FAQ
Common questions about Nabard, how it works, and how you can use it.
What is Nabard?
Nabard is an independent platform for documenting and understanding political life in Iran. It has two sides.
Evidence is a structured, bilingual archive of people, events, organizations, and media: those killed, detained, disappeared, and executed; protest slogans; acts of repression; and attributed media evidence spanning decades.
Context is an independent media platform that aggregates podcasts, interviews, articles, documentaries, books, and research from independent creators.
The two are cross-referenced: a podcast mentioning a killed protester links to that person's profile in Evidence.
Who runs Nabard?
An anonymous collective spread across multiple continents. The team includes technologists, social scientists, data analysts, security specialists, and people with deep knowledge of Iran.
We cannot share personal identities for safety reasons. Even internally, no member knows the real identity of another.
There is no hierarchy: every editorial and operational decision goes through anonymous vote, one person one vote, equal weight. Nobody can unilaterally publish, suppress, or prioritize content.
How is Nabard funded?
Entirely self-funded by the core team. We accept no government funding, organizational grants, or corporate sponsorship.
We plan to open anonymous donations through cryptocurrency in the near future, so that neither we nor our supporters need to know each other's identities. No donor will have influence over editorial decisions.
What sources do you use?
Automated pipelines scan dozens of channels across Telegram, Instagram, X, and YouTube every hour, ingesting around 500 new resources per day.
We also receive community submissions through the "Submit information" button on the platform.
All material enters a processing queue where it is reviewed, labeled, and classified by the team daily.
How does verification work?
Every resource goes through a structured workflow:
1. Labelers classify and tag incoming material.
2. Independent reviewers verify each resource by cross-checking against multiple sources, checking timeline and location consistency, and reviewing media context.
3. When labelers and reviewers disagree, the core team votes with equal weight.
Every resource carries a verification status label so you can see exactly where it stands.
I found an error. How do I report it?
Every resource on the platform has a three-dot menu with a report option. Our team reviews every report individually.
When a resource accumulates an unusual volume of independent reports, it is automatically removed from public view pending re-verification. This threshold is adaptive: the system evaluates reporting velocity, account patterns, and other signals to distinguish real concerns from coordinated manipulation.
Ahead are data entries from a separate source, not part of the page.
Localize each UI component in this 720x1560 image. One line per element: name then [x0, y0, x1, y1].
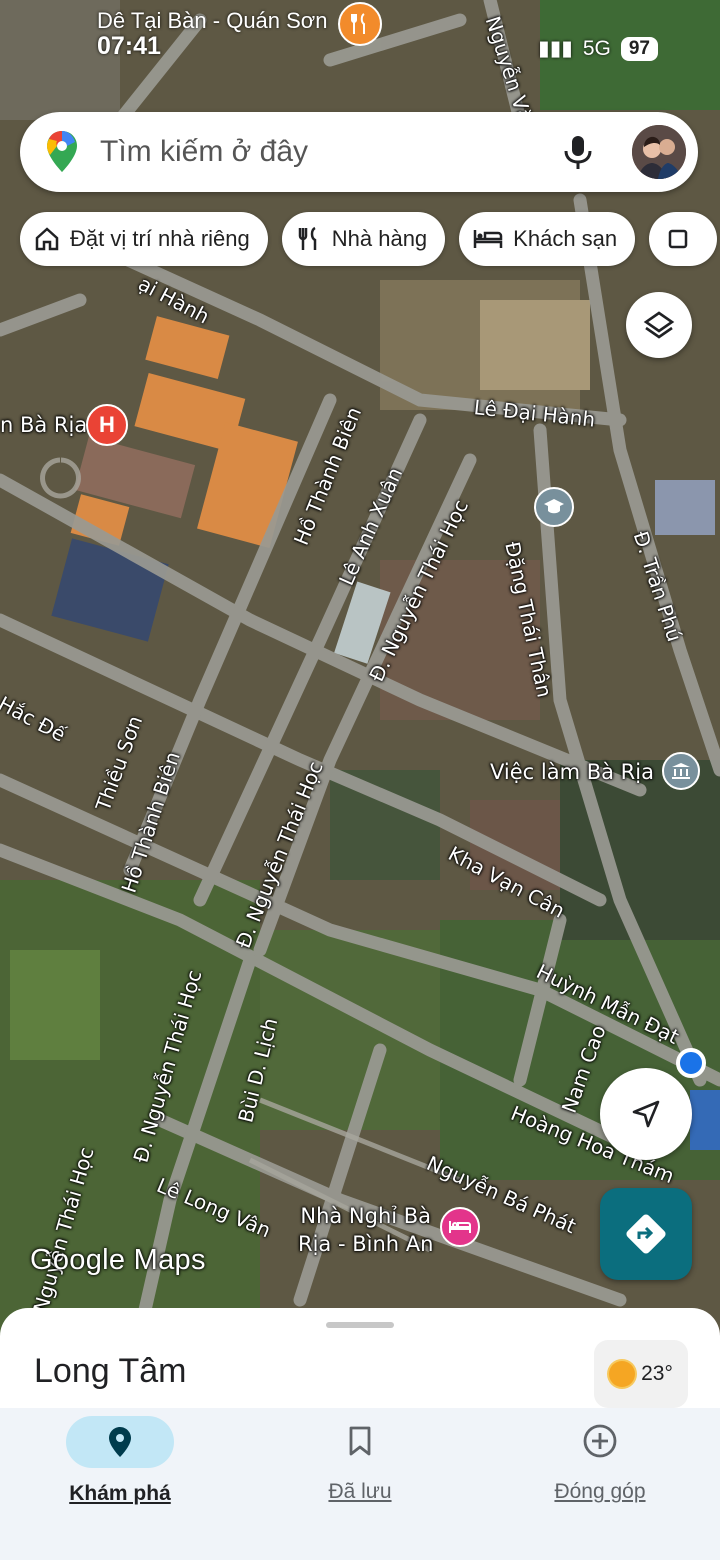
poi-label-nha-nghi[interactable]: Nhà Nghỉ Bà Rịa - Bình An	[298, 1202, 433, 1258]
directions-icon	[626, 1214, 666, 1254]
directions-button[interactable]	[600, 1188, 692, 1280]
navigation-arrow-icon	[632, 1100, 660, 1128]
poi-label-hospital[interactable]: n Bà Rịa	[0, 413, 87, 437]
chip-restaurants[interactable]: Nhà hàng	[281, 212, 446, 266]
hospital-icon[interactable]: H	[86, 404, 128, 446]
status-bar-right: ▮▮▮ 5G 97	[538, 36, 658, 61]
hotel-icon[interactable]	[440, 1207, 480, 1247]
chip-set-home[interactable]: Đặt vị trí nhà riêng	[20, 212, 268, 266]
chip-label: Nhà hàng	[331, 226, 428, 251]
hotel-icon	[473, 230, 503, 248]
place-name: Long Tâm	[34, 1352, 187, 1390]
search-bar[interactable]: Tìm kiếm ở đây	[20, 112, 698, 192]
account-avatar[interactable]	[632, 125, 686, 179]
nav-explore[interactable]: Khám phá	[20, 1416, 220, 1506]
my-location-button[interactable]	[600, 1068, 692, 1160]
poi-label-viec-lam[interactable]: Việc làm Bà Rịa	[490, 760, 654, 784]
school-icon[interactable]	[534, 487, 574, 527]
explore-pin-icon	[109, 1427, 131, 1457]
layers-icon	[643, 311, 675, 339]
poi-label-nha-nghi-text: Nhà Nghỉ Bà Rịa - Bình An	[298, 1204, 434, 1256]
mic-icon[interactable]	[558, 132, 598, 172]
chip-label: Đặt vị trí nhà riêng	[70, 226, 250, 251]
search-input[interactable]: Tìm kiếm ở đây	[100, 135, 558, 169]
chip-more[interactable]	[649, 212, 718, 266]
temperature: 23°	[641, 1362, 673, 1385]
nav-icon-wrap	[260, 1416, 460, 1466]
google-maps-pin-icon	[47, 131, 77, 172]
status-bar-notification: Dê Tại Bàn - Quán Sơn	[97, 8, 328, 33]
google-maps-logo: Google Maps	[30, 1244, 206, 1276]
add-circle-icon	[583, 1424, 617, 1458]
bookmark-icon	[349, 1426, 371, 1456]
nav-saved[interactable]: Đã lưu	[260, 1416, 460, 1504]
sun-icon	[609, 1361, 636, 1387]
chip-hotels[interactable]: Khách sạn	[459, 212, 636, 266]
home-icon	[35, 227, 59, 251]
weather-chip[interactable]: 23°	[594, 1340, 688, 1408]
category-chips: Đặt vị trí nhà riêng Nhà hàng Khách sạn	[20, 212, 718, 266]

All actions and status updates are visible through the resource's info panel.
What about harm and privacy?
Nabard is an aggregator. Everything on the platform was already publicly available somewhere else. We do not create new exposure.
For edge cases where aggregation itself could increase risk, the core team votes on whether to publish, redact, or withhold.
Every resource links back to its original source so users can trace provenance themselves.
How often is content updated?
Collection runs hourly. Labeling and review happen daily.
Verification does not stop after publication: a resource published today may be reclassified or flagged for re-review tomorrow based on new information. The archive is not a snapshot. It grows, self-corrects, and gets more reliable over time.
Can I use Nabard's data?
Yes. All data is published under a Creative Commons Attribution 4.0 International (CC BY 4.0) license. You can use it for academic research, journalism, human rights documentation, and civic purposes.
Every resource can be downloaded and shared via its unique link. Bulk data exports are available on request through the contact page.
How can I contribute?
Three ways:
1. Submit information, evidence, or corrections through the "Submit information" button available across the platform.
2. Report inaccuracies on any resource through its three-dot menu.